„Angst Unplugged“ (ehemals „Einmal Burnout und zurück“) ist dein Podcast für Kopf, Körper & Nervensystem. Mein Name ist Christina Hillesheim und ich berichte in diesem Podcast über meinem Weg aus Burnout, Angst und Panikattacken zurück in ein glückliches Leben. Du bekommst hier hilfreiche Gedanken, umsetzbare Tipps & Übungen und inspirierende Geschichten anderer Betroffener sowie von Expert:Innen. Neue Folgen gibt es immer dienstags. Folge mir gerne, um keine neue Folge mehr zu verpassen.

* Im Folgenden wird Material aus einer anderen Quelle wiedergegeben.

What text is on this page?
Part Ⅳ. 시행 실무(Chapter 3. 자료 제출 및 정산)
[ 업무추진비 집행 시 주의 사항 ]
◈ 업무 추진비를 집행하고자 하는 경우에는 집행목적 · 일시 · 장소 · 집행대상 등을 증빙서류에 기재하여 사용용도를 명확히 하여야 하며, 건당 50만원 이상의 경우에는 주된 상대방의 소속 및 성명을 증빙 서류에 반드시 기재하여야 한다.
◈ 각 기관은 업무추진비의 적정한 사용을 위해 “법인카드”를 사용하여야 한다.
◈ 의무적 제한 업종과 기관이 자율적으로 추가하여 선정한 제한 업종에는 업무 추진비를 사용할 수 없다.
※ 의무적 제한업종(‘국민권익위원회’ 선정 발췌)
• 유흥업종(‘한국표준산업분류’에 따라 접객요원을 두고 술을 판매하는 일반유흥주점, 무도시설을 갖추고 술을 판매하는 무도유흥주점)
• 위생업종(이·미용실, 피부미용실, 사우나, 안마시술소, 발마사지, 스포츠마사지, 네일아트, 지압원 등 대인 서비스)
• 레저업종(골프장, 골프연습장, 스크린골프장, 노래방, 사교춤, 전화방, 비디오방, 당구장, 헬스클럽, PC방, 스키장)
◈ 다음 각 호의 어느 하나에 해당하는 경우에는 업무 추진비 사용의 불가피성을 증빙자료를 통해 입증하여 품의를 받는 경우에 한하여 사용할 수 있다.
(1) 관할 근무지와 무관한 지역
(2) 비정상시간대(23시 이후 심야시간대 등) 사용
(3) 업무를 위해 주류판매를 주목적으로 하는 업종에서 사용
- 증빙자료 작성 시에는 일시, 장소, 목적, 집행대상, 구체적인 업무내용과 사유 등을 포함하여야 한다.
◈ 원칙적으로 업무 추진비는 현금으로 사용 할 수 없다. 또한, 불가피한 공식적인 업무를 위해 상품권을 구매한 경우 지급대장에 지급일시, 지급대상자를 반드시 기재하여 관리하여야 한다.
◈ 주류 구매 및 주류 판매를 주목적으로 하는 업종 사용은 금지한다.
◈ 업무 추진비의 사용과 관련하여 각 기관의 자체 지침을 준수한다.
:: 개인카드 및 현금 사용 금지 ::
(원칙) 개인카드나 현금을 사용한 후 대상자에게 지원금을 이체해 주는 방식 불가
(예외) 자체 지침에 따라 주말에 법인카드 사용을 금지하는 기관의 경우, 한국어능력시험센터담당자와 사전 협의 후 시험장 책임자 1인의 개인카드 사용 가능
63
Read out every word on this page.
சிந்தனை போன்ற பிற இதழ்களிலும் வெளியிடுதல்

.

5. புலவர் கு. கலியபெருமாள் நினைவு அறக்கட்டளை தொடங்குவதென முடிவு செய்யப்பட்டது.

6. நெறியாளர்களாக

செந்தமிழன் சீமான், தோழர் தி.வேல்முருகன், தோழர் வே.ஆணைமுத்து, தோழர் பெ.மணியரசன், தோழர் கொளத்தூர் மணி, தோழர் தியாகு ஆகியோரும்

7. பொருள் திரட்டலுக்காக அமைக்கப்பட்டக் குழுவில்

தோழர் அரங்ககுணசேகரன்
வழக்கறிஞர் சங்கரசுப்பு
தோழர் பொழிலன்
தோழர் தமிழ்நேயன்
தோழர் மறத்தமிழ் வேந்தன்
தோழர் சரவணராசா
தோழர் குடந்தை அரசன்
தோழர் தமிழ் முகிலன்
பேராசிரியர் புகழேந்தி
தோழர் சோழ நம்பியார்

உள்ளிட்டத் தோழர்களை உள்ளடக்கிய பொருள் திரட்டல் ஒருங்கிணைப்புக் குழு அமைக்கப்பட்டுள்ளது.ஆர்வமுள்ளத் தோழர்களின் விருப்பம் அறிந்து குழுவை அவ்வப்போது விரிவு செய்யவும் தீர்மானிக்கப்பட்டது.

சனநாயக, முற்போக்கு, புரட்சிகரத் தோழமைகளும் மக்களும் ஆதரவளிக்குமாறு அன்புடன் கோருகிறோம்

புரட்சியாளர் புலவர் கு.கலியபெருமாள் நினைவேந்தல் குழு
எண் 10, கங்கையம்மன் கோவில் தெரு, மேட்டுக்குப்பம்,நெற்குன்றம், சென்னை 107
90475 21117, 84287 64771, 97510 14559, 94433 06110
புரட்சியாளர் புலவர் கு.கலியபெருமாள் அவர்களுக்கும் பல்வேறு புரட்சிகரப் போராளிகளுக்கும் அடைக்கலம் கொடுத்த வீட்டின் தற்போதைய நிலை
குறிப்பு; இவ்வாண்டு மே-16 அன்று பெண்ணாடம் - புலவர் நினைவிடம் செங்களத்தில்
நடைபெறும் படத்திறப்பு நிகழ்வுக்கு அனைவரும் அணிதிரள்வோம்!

Du kannst den Podcast komplett kostenlos anhören (bspw. auf Spotify) und ich würde mich sehr freuen, wenn du dem Podcasts folgst und mir eine Bewertung da lässt. Wie du das ganz einfach machen kannst, erkläre ich dir auf dieser Seite. Ich danke dir! ❤️
In dieser Folge von „Angst unplugged“ spricht Christina Hillesheim darüber, woran du erkennst, dass dein Nervensystem überlastet ist – und warum sich das oft wie ein permanenter Ausnahmezustand anfühlt.
Wenn du dich ständig erschöpft fühlst, körperliche Symptome hast und deine Emotionen Achterbahn fahren, kann das ein Zeichen sein, dass dein inneres „Orchester“ aus dem Takt geraten ist.
Um zu verstehen, warum sich dein Körper manchmal gegen dich anzustellen scheint, nutzt Christina ein starkes Bild: das Orchester.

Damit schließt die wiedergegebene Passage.